Auch hier wurde der jeweilige Spinzustand wieder durch zustands­abhängige Fluoreszenz der einzelnen Atome ermittelt. Und auch diesmal wurde durch eine plötzliche Parameter­änderung, d. h. durch Anschalten des transversalen Magnetfeldes, das System aus dem Gleichgewicht gebracht. Hatte das Magnetfeld einen hinreichend kleinen Wert, so zeigte der Gesamtspin der Kette nur kleine Oszillationen um die ursprüngliche negative x-Ausrichtung. Für ein hinreichend großes Magnetfeld fand indes ein Quanten­phasen­übergang statt und der Spin präzedierte nun relativ lange um das Magnetfeld längs der positiven z-Richtung.

Dieser Phasenübergang zeigte sich auch bei der Paarkorrelation zwischen Spins und bei der (über viele Wiederholungen des Experiments) gemittelten Ausdehnung der jeweils größten Spindomäne in einer Kette von 53 Ionen.
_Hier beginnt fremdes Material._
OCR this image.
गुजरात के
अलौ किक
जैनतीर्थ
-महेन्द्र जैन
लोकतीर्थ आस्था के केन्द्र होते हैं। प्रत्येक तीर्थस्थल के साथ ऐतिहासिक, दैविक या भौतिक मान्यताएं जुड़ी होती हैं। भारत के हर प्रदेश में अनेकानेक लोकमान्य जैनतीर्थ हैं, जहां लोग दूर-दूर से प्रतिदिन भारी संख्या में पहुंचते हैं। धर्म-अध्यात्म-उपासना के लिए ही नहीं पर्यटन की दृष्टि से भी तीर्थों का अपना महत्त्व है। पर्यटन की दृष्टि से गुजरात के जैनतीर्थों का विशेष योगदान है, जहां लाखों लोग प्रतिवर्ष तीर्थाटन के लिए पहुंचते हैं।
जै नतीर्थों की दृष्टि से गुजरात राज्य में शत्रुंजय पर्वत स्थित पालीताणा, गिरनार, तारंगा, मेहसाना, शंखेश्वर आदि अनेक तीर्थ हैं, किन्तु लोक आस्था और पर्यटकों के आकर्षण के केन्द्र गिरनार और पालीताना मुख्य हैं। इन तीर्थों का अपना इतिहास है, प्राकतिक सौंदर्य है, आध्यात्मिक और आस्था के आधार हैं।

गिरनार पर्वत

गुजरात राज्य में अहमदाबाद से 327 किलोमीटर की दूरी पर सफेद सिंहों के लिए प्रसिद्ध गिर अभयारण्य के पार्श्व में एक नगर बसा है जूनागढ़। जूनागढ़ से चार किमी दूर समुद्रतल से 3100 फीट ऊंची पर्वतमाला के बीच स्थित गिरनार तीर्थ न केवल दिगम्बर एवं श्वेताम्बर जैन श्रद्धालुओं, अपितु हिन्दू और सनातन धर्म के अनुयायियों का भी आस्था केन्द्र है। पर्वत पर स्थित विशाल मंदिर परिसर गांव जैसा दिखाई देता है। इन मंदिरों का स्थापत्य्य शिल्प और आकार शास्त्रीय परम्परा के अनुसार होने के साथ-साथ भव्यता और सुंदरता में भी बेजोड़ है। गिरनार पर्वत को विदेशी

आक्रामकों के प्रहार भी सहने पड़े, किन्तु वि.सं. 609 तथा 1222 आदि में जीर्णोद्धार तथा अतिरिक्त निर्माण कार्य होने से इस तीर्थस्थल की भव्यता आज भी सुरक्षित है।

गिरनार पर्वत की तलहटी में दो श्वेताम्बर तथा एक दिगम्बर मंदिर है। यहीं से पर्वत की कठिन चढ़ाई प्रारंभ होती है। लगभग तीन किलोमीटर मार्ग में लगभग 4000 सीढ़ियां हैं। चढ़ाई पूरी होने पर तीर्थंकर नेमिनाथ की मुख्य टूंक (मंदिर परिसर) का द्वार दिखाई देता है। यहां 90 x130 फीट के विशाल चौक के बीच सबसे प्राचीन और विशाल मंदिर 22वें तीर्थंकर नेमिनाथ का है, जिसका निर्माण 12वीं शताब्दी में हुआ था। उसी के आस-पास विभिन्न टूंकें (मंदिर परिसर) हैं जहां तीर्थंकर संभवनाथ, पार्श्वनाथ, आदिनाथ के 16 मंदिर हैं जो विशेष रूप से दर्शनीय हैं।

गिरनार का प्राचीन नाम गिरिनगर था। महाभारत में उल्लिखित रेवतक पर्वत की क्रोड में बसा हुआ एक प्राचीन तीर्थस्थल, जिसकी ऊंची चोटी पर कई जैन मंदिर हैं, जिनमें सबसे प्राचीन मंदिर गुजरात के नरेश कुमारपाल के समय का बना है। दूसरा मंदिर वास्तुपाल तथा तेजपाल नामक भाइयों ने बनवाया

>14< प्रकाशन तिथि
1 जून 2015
Die Korrelation und die Domänen­größe nahmen zunächst mit zunehmendem transversalen Magnetfeld rasch ab. Doch am kritischen Punkt kehrte sich ihr Verhalten um und beide nahmen wieder zu. Dieses System mit einem herkömmlichen Computer zu simulieren, ist angesichts der astronomisch großen Zahl (ca. 253= 9 × 1015) von beteiligten Spin­konfigurationen praktisch aussichtslos.

Beide Experimente, mit Rydberg-Atomen wie mit Ionen, dringen tief in wissenschaftliches Neuland ein. Sie zeigen, dass Quanten­simulatoren mit mehr als fünfzig Spins das Nichtgleichgewichtsverhalten von Quanten­vielteilchen­system zuverlässig untersuchen können und dabei interessante Phänomene aufspüren. Beide Forscher­gruppen sind zuversichtlich, dass sie noch wesentlich mehr neutrale Atome bzw. Ionen kontrolliert manipulieren können. Damit werden nicht nur leistungs­fähigere Quanten­simulatoren möglich, sondern vielleicht auch universelle Quantencomputer.